Sesungguhnya pola duaan kepemimpinan
seperti itu sudah diadopsi dan diadaptasi organisasi agama dan keagamaan Hindu
menjadi Dharma Agama dan Dharma Negara. Malahan Ida Bagus Jelantik dalam PHDI Setengah Abad menyebutkan, ”Pembentukan
PHDI memang dilandasi cita-cita mulia pendirinya untuk menata diri (dharma agama) agar peradaban Hindu
benar-benar berdasarkan ajaran dharma
dan menjadi mitra pemerintah menciptakan negara jagadhita (dharma negara)”.

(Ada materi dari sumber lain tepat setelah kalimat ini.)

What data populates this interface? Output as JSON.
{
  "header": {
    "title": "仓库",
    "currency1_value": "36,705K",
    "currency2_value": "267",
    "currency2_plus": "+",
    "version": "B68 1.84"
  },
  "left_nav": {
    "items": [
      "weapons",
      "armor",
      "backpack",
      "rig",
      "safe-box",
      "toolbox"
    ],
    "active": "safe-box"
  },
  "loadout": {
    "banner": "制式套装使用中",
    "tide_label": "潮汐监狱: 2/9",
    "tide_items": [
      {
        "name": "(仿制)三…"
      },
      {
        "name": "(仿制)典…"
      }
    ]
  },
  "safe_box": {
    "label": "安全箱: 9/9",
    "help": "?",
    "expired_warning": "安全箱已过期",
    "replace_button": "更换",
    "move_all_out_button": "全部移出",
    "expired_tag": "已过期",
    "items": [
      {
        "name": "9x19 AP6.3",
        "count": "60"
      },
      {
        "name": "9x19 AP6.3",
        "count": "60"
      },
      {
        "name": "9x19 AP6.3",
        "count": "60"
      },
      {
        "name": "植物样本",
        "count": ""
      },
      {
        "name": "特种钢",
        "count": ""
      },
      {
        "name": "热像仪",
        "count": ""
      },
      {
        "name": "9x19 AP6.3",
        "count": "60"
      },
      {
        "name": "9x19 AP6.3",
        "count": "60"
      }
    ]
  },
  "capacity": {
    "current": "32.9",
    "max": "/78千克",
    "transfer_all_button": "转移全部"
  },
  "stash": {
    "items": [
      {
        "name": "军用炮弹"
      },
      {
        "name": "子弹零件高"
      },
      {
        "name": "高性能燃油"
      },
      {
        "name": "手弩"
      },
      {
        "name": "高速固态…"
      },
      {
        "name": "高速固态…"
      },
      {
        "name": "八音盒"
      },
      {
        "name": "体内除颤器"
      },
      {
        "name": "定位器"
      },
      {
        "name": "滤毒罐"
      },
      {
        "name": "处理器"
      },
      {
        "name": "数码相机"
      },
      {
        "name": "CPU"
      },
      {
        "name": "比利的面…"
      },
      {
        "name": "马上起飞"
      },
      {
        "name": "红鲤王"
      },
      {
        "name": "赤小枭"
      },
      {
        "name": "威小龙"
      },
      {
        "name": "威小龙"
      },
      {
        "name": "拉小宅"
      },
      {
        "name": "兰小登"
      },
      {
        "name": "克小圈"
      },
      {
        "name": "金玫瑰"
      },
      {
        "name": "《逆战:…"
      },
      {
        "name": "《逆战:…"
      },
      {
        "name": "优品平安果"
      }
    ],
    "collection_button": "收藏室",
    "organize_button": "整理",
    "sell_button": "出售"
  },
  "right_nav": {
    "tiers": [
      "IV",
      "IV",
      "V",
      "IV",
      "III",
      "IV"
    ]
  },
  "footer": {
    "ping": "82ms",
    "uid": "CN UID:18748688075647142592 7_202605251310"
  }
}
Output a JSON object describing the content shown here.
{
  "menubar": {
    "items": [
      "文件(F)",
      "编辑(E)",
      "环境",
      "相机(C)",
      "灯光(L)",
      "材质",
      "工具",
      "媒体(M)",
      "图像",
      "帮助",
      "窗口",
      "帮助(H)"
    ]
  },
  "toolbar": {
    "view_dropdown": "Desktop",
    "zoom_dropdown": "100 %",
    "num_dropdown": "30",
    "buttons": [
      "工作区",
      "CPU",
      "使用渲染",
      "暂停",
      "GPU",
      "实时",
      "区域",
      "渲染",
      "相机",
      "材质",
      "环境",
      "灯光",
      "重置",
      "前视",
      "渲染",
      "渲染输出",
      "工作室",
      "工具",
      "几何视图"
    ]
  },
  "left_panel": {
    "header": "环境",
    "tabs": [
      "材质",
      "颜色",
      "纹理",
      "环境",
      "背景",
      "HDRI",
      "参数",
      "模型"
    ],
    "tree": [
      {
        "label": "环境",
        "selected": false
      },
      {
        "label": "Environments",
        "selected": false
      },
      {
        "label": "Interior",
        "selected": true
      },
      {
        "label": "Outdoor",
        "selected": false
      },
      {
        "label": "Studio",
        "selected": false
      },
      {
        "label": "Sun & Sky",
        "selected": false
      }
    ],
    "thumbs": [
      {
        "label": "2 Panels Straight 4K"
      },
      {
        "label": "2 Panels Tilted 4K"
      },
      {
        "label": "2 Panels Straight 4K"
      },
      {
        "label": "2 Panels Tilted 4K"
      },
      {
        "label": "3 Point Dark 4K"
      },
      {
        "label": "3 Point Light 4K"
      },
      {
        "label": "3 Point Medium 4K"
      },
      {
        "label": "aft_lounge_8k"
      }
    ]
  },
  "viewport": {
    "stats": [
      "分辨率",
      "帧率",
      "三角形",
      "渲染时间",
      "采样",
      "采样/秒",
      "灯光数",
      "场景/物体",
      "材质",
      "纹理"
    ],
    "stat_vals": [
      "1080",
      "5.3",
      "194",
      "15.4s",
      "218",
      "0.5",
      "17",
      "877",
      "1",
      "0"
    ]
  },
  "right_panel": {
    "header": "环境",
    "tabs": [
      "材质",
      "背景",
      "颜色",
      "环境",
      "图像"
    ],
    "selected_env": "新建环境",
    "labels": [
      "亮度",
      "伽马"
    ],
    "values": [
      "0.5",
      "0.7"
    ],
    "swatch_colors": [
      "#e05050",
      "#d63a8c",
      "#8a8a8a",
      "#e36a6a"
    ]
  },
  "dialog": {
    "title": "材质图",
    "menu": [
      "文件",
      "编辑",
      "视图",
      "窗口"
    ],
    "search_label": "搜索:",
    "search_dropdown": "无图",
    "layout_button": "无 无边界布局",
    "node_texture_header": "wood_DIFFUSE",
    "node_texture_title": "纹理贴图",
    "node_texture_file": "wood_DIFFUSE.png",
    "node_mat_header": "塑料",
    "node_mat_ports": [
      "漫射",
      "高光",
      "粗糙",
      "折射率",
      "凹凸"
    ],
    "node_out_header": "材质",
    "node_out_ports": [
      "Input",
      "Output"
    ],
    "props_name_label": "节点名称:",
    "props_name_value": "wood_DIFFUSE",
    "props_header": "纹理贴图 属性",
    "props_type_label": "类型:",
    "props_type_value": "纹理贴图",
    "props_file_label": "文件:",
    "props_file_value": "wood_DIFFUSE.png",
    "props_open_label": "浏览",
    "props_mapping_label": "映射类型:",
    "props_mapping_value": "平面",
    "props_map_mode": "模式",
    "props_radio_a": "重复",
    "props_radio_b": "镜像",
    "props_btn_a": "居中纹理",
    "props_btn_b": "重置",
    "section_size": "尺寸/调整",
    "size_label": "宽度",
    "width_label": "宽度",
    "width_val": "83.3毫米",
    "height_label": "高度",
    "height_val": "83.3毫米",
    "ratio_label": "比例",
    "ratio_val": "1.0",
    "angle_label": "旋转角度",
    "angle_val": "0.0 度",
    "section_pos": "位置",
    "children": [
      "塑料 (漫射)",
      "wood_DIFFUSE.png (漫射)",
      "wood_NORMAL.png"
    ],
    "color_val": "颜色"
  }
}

Ini berarti Parisada hendak mewujudkan masyarakat Hindu yang memiliki keyakinan
dan komitmen terhadap agamanya. Kemudian, bersama dengan umat agama lain
mewujudkan kesejahteraan dan kebahagiaan bagi seluruh warga negara. Untuk itu
dibutuhkan pengetahuan keagamaan Hindu (dharma
agama) dan standar moral pergaulan nasional dan global (dharma negara) dalam rangka mewujudkan
tujuan hidup: catur purusa artha.
Rajarshi itulah pemimpin ideal dalam Kautilya Arthasastra, yaitu pengggabungan
antara karakter ksatrya dan brahmana. Pemimpin merupakan manifestasi
dari kehormatan pahlawan dan kemuliaan pendeta. Pahlawan memiliki karakter keberanian,
ketegasan, kekuatan, ketabahan, ketahanan, dan ketetapan hati, sedangkan pendeta
memiliki karakter kelembutan, kebenaran, kebaikan, kesabaran, kedamaian, kesentosaan,
ketenteraman, dan keindahan. Dengan memanifestasikan kehormatan pahlawan dan
kemuliaan pendeta itu pemimpin akan menjadi pemimpin utama atau pemimpinnya
pemimpin: manggalaning manggala. Pemimpin
yang tidak hanya mampu mengelola pemerintahan (panatapraja) untuk mewujukan kedamaian, keadilan, kemandirian, dan
kesejahteraan sosial, tetapi juga sanggup membangun moralitas serta mengembangkan
religiusitas dan spiritualitas bangsa (panatagama).
Begitulah manggalaning manggala adalah
pemimpin berkarakter satyam, siwam, dan sundaram: berpikir, berkata, dan berbuat dharma (idola Majalah Wartam).